Only two cities in Indiana currently have less total debt per capita than Gary, according to Department of Local Government Finance records. One is Sullivan, which has a population of 4,200 and a single park. The other is Alexandria, which was designated "Small Town USA" by the Department of Defense in 1943 and has only added about 300 more residents in the seven decades that have since passed.

Mayor Karen Freeman-Wilson said the city's finances have been improving, despite a 55 percent reduction in property tax revenue brought on by the statewide tax caps. The city has cut expenses, avoided indebtedness and reduced Gary's overall debt burden significantly over the last several years.

And from the NY Times yesterday, a story by Steven Yaccino headed "A Chance to Own a Home for $1 in a City on the Ropes." Some quotes from the long story:
Officials say that a third of the houses in Gary are unoccupied, hollowed dwellings spread across a city that, like other former industrial powerhouses, has lost more than half its population in the last half-century.

While some of those homes will be demolished, Gary is exploring a more affordable way to lift its haggard tax base and reduce the excess of empty structures: sell them for $1.

The program, announced in June, will offer Gary residents a chance to pay less for a house than for their morning coffee, as long as they meet a minimum income threshold (starting at $35,250 for one person) and demonstrate the financial ability to bring the neglected property up to code within six months.

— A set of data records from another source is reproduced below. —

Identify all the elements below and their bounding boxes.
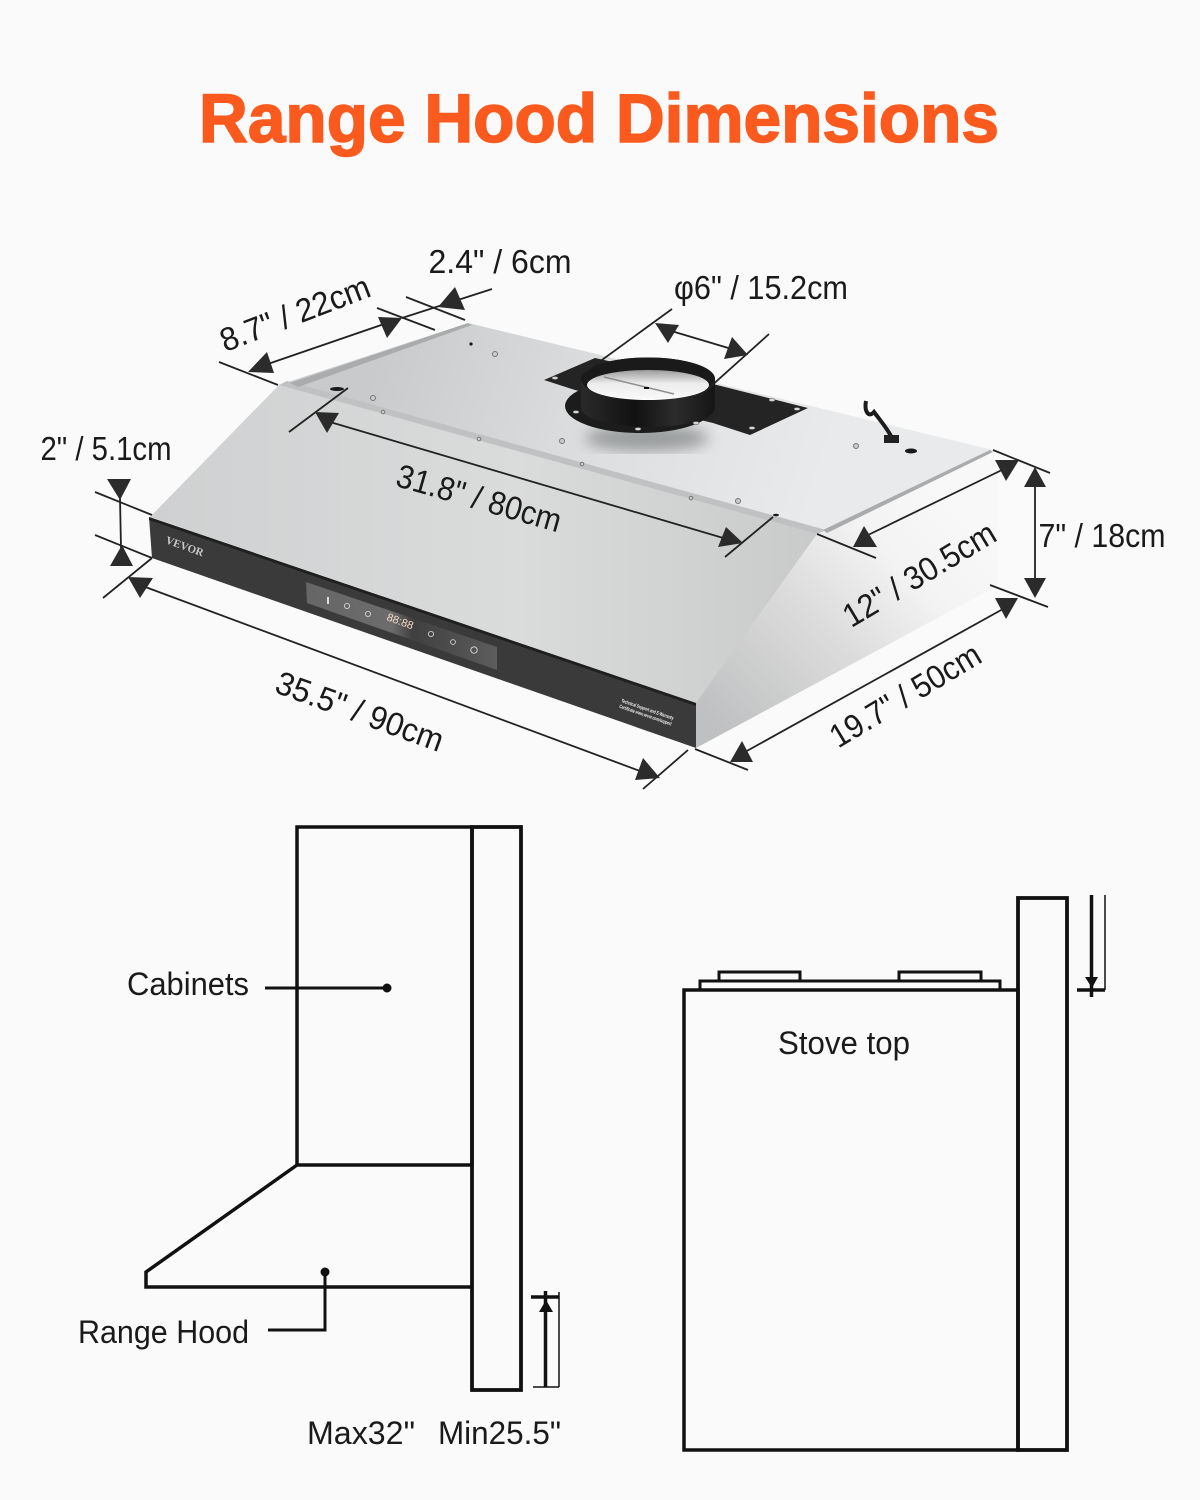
range hood outline	[146, 1165, 472, 1287]
black control band	[149, 517, 696, 748]
vent mounting plate	[544, 358, 808, 435]
range hood product illustration	[149, 323, 997, 748]
support text on band: Certificate www.vevor.com/support	[618, 704, 673, 728]
dimension: 31.8 in / 80 cm: 31.8" / 80cm	[392, 457, 566, 539]
title: Range Hood Dimensions	[199, 80, 999, 157]
dimension: 8.7 in / 22 cm	[214, 268, 435, 385]
dimension: 19.7 in / 50 cm: 19.7" / 50cm	[823, 636, 987, 755]
dimension: 8.7 in / 22 cm: 8.7" / 22cm	[214, 268, 375, 359]
clearance arrow	[1077, 895, 1105, 997]
Cabinets label: Cabinets	[127, 966, 249, 1002]
height arrow	[531, 1291, 559, 1387]
Range Hood label: Range Hood	[78, 1314, 249, 1350]
dimension: duct diameter: φ6" / 15.2cm	[674, 269, 848, 306]
cabinet outline	[297, 827, 472, 1165]
Stove top label: Stove top	[778, 1025, 910, 1061]
touch control panel: 88:88	[385, 612, 415, 632]
hood top panel	[279, 323, 993, 534]
dimension: 19.7 in / 50 cm	[695, 598, 1018, 770]
Max32 label: Max32"	[307, 1415, 415, 1451]
dimension: 12 in / 30.5 cm	[817, 450, 1050, 634]
dimension: 2 in / 5.1 cm: 2" / 5.1cm	[40, 430, 172, 467]
stove diagram	[684, 895, 1105, 1450]
dimension: 2.4 in / 6 cm	[402, 243, 572, 320]
Min25.5 label: Min25.5"	[438, 1415, 561, 1451]
support text on band: Technical Support and E-Warranty	[620, 698, 674, 722]
power cable	[866, 401, 899, 443]
round flange	[565, 379, 715, 433]
support text on band	[618, 698, 675, 728]
vent shadow	[585, 425, 709, 451]
plate screws	[552, 376, 800, 430]
wall outline left	[472, 827, 521, 1390]
dimension: duct diameter	[584, 269, 848, 397]
dimension: 2.4 in / 6 cm: 2.4" / 6cm	[428, 243, 572, 280]
dimension: 2 in / 5.1 cm	[40, 430, 172, 566]
Range Hood leader	[268, 1268, 330, 1330]
stove top plate and burners	[700, 972, 1000, 990]
VEVOR logo: VEVOR	[164, 535, 206, 560]
hood side panel	[696, 450, 997, 748]
Cabinets leader	[265, 984, 392, 992]
vent duct ring	[581, 358, 715, 427]
side-view installation diagram	[78, 827, 561, 1451]
touch control panel	[306, 582, 497, 670]
mounting holes	[330, 342, 917, 516]
dimension: 35.5 in / 90 cm: 35.5" / 90cm	[271, 664, 449, 759]
dimension: 35.5 in / 90 cm	[103, 558, 688, 789]
dimension: 12 in / 30.5 cm: 12" / 30.5cm	[836, 514, 1002, 634]
dimension: 31.8 in / 80 cm	[289, 388, 773, 557]
screws	[370, 352, 858, 504]
stove body	[684, 990, 1018, 1450]
dimension: 7 in / 18 cm: 7" / 18cm	[1038, 517, 1166, 554]
wall outline right	[1018, 898, 1067, 1450]
dimension: 7 in / 18 cm	[990, 467, 1166, 607]
hood sloped front panel	[150, 385, 817, 703]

Those selected would have to live in the home for five years before receiving full ownership.

Nearly 400 people picked up applications on the first day they were available. After an extensive preselection process, the city will choose 12 out of 25 finalists in a lottery next month.

“My target would be to sell 50 houses a year,” Mayor Karen Freeman-Wilson said. “We’re getting these people to contribute as taxpayers. They can be part of the group that moves out, or they can be part of the group that invests.”

Efforts to revive distressed postindustrial cities across the country are being watched closely since last month when Detroit became the largest American municipality to file for bankruptcy. Indiana is one of 21 states that does not allow its cities to file for bankruptcy protection, according to the National Conference of State Legislatures. While Gary does not carry the same debt load that led the Motor City into bankruptcy court — officials say its liabilities are around $8.4 million compared with Detroit’s estimated $18 billion — the decline of both manufacturing hubs are strikingly similar.